南京からの手紙 日本は中国でなにをしたかⅠ 早乙女勝元編

1989年9月27日初版

 

目次

上海からの手紙

南京からの手紙

再び南京からの手紙

証言からの手紙

眠れぬ夜の手紙

北京からの手紙

あとがき

さらにひとこと

 

日中戦争開始(1931年)から太平洋戦争終結(1945年)までの戦争の大ざっぱな経過

 第一段階=「満州事変」1931(昭和6)年9月18日、中国東北部の都市奉天(=現在藩陽)郊外の柳条湖で、日本軍が南満州鉄道に爆薬をしかけ、この小爆発事件を中国軍のしわざであるとして、全面的攻撃に突入。ほぽ4日間で南「満州」の主要な都市と鉄道を占領し、翌年春までに全「満州」を占領し、傀儡政権「満州国」をでっち上げた。

 第二段階=「支那事変」1937(昭和12)年7月7日、北京郊外の永定河にかかる慮溝橋付近で夜間演習中の日本軍が、原因不明の射撃音を聞き、たまたま1名の兵士が行方不明だったことから、中国軍に向けて攻撃を開始。話し合いですむものが軍事衝突に。陸軍内部の強硬派はこれをチャンスとばかりに政府を突き上げ、ついに日中全面戦争となる。

 第三段階=太平洋戦争、1941(昭和16)年12月8日勃発。泥沼にはまった日中戦争の打開と、東南アジアにおける資源欲しさに、日本はヨーロッパでのドイツの勝利に刺激されて南方進出を企図。

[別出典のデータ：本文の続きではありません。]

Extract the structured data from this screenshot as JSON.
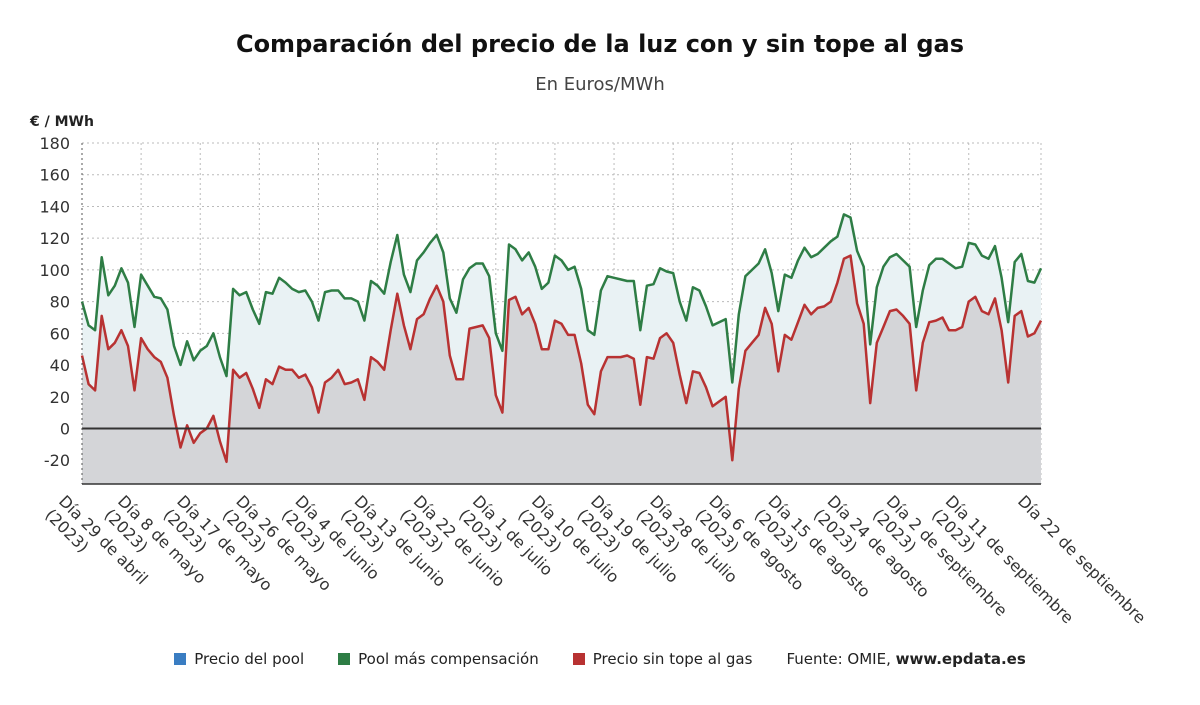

すでに前年9月にフランス領インドシナへ進駐、また日独伊三国同盟を結んで、アメリカ・イギリスとの対立は決定的となり、日本軍のハワイ、真珠湾奇襲攻撃から開戦となった。太平洋戦争は1945(昭和20)年8月15日、日本の全面敗北をもって終結

・イギリスの新聞『マンチェスター・ガーディアン』中国特派員ティバリイの『外国人の見た日本軍の暴行』1938年3月、アメリカのジャーナリスト『アジアの戦争-日中戦争の記録』エドガー・スノー、同じくアメリカの女性ライター『偉大なる道-朱徳の生涯とその時代』スメドレーが南京虐殺事件の資料として紹介されている。スメドレーは南京大虐殺数を20万人と書き、東京裁判の推計でも「殺害された市民と俘虜は総数20万人以上に達した」と指摘されている。

・李秀英さん、夏淑琴さん、藩開明さん、唐順山さんの4名の証言手記は生々しい。日本軍が南京に進入した当時、当時19歳で妊娠7か月の李さんの周囲の若い女性は次々と日本軍に連れ去られ凌辱の限りを尽くされた後に皆殺され、李さん自身も37か所に刺し傷があり子は流産し治療に7か月もかかった。9人家族の7歳の夏さんと妹だけ生き残り、それ以外の家族は凌辱された姉たちとともに日本軍に全員皆殺しにされた。二十歳の藩さんは300人の同胞と港に連れて行かれて機関銃の一斉射撃を受けて極僅かに生き残った8人のうちの1人。29歳の唐さんは200人程の同胞と残土に登らされ、その先の大きな穴は死体捨て場となっていたところで、仲間が次々と首を斬られて落とされていく中で九死に一生を得た。著者の南京旅行に通訳を務めた日本人は南京大虐殺の記録映画を見たショックで悪夢を連日見たこと、富永正三氏の『あるB・C級戦犯の戦後史』を引用しながら戦争が人間を人間でなくしてしまう恐ろしさを綴っている。

日中戦争の導火線となった盧溝橋とその近くにある中国人民抗日戦争記念館を訪れた著者のルポが写真付きで紹介されている。

 

戦争は残酷である。人間が人間でなくなるという恐ろしさをリアルに描いた書物や写真は、戦争をなくすためにも、もっと大勢の人に見てもらう必要がある。テレビは残酷すぎて流すのを躊躇っているのだろうと思うが、悲劇を繰り返さないためには、もっと報じるべきものは報じるべきだろうと思う。